愛と安らぎと喜びの心に
満ちた人生を生きる

竹 部 教 雄   



 ここ数年、私のなかで問題になってきておりましたのは、死生観の問題でございます。およそ、集団とか、団体とか、社会とか国家とかとの関係においての本教信心のあり方というものは明らかではありませんが、死生観の問題も、その基づくところがはっきりとしておりません。
 そういうなかで、私自身、父が亡くなりましてから、死ということが問題になってきまして、「おかげのなかの老いと死」ということを、ここ2、3年求めさせてもらってまいりました。そして、今日に至りまして、問題の焦点となっておりますのは、金光大神様が、
「人間が生まれると同時に天地金乃神様は人間に魂というものを授けておるんだ」
と仰り、また、
「人間が死ぬとその魂は、天に帰るんだ」
とこのように申しておられる、その魂というものは、一体どういう世界を希求しておるものであるか、ということでございます。

 ところが、ここ数年の精神医学の進展によりまして、少しばかり、あの世のことを、かいま見ることができるようになったのであります。医者に死を宣告されて一度あの世に行った人間が、この世にもう一度甦(よみがえ)ってくるという、真に不思議な体験が数多く集められているのであります。そういう例がアメリカにも、日本にもある。また、日本の昔物語にも、中国の昔物語にもある。いわば、古今東西のそういう事例を貫いて、そこにひとつの共通した死後の世界をかいま見させられるようになってきているのであります。

 死を宣告された人間の肉体から魂が離れるのが、はっきりと体験されるのですが、その魂は、どういう世界を感得するのかといいますと、今までこの世で一度も経験したことがないような、愛と暖かさに満ちた光りの生命に出会うということでございます。そして、激しい喜びと安らぎに圧倒されて、もはや2度と、この世には帰りたくない。肉体を離れた魂というものは、そういう世界を感得しているのであります。
 そして、甦ってからの生活は、明日のことを思い煩わず、昨日のことを悔まず、今日一日を楽しく暮らせるようになっている、とのことであります。まさしく「天地書附」の世界に生きているのであります。
 死によって、肉体にとらわれている我情我欲、私利私欲から、信心があるなしにかかわらず、魂が解き放たれる。我情我欲から解き放たれたその魂というものは、そういう世界を感得しておるということです。
 ということは、この天地は、実はそういう愛と安らぎと喜びに満ち満ちているということなのでしょう。そして、私どもの生命に具わっている魂は、それを感得する力をそなえているということだと思います。

 この世界こそが、天地金乃神様のきわまりない、御恵みそのものであろうと思うんです。死んでから、そういう世界に至りつくのではなくて、生きている間に、その世界を受け取らせてもらえる可能性をもっているのが、人間なのではないでしょうか。生きておる間にその世界を体現され、顕現されたそのお方が、私は「生神金光大神様」であろう、とこのように思うのです。まさに、「永世生きどおし」でございます。

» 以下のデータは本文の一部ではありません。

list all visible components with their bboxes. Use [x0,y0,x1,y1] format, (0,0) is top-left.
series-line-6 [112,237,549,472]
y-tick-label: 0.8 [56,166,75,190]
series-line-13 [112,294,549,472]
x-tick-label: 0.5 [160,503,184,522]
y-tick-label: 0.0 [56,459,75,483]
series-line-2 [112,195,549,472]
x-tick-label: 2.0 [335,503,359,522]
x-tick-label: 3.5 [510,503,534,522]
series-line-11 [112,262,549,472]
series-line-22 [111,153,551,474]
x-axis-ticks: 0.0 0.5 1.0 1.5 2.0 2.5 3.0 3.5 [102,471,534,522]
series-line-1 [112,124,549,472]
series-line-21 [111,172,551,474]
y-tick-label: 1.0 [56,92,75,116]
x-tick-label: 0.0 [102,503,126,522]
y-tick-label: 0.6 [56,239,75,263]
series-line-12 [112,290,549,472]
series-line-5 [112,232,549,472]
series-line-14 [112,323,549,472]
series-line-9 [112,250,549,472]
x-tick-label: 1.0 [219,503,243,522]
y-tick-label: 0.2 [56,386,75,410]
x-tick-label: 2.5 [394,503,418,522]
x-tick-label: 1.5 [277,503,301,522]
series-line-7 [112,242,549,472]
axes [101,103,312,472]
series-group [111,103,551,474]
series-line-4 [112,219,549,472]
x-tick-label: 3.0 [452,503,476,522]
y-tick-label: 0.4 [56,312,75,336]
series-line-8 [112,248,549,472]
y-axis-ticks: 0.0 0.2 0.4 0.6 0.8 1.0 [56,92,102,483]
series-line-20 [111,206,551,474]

 年をとるにしたがって大事なことは、「魂づくり」であるということが、今日、しだいに世の中で問題になってきております。「魂づくり」ということが問題となるというのは、本当の安らぎ、喜び、愛に満ちあふれた世界を、私どもの命というものは望んでおるということなのでしょう。
 めいめいは、「生活」に追われて、「人生」を求めることがおろそかになっております。けれども、「生活」から「人生」へと眼を転ずると、私どもの生命というものは、そういう世界をこそ乞い求めているのであり、愛と喜びと安らぎに満ちあふれている世界の中に生かされておるのだということでございます。
 であるが故に、「氏子あっての神、神あっての氏子、あいよかけよで立ち行く」といわれるのであろうと思います。それは、生死を超えて、無限の過去から、無限の未来に流れていく、永世生き通しの世界でございます。そういう魂の世界を顕現させて頂くところに、私どもが人間として生まれさせられ、人間として生きている意味があると思います。

 年を重ねるに従って、肉体は日一日と衰えていきますが、それに反比例して、魂の世界は、その気になれば、求めやすくなっていきます。なんとしても、この魂の世界を体得し、少しでも世の中の人々に伝えさせて頂く、そういうおかげを蒙らねばならんと、いうことを思わせられております。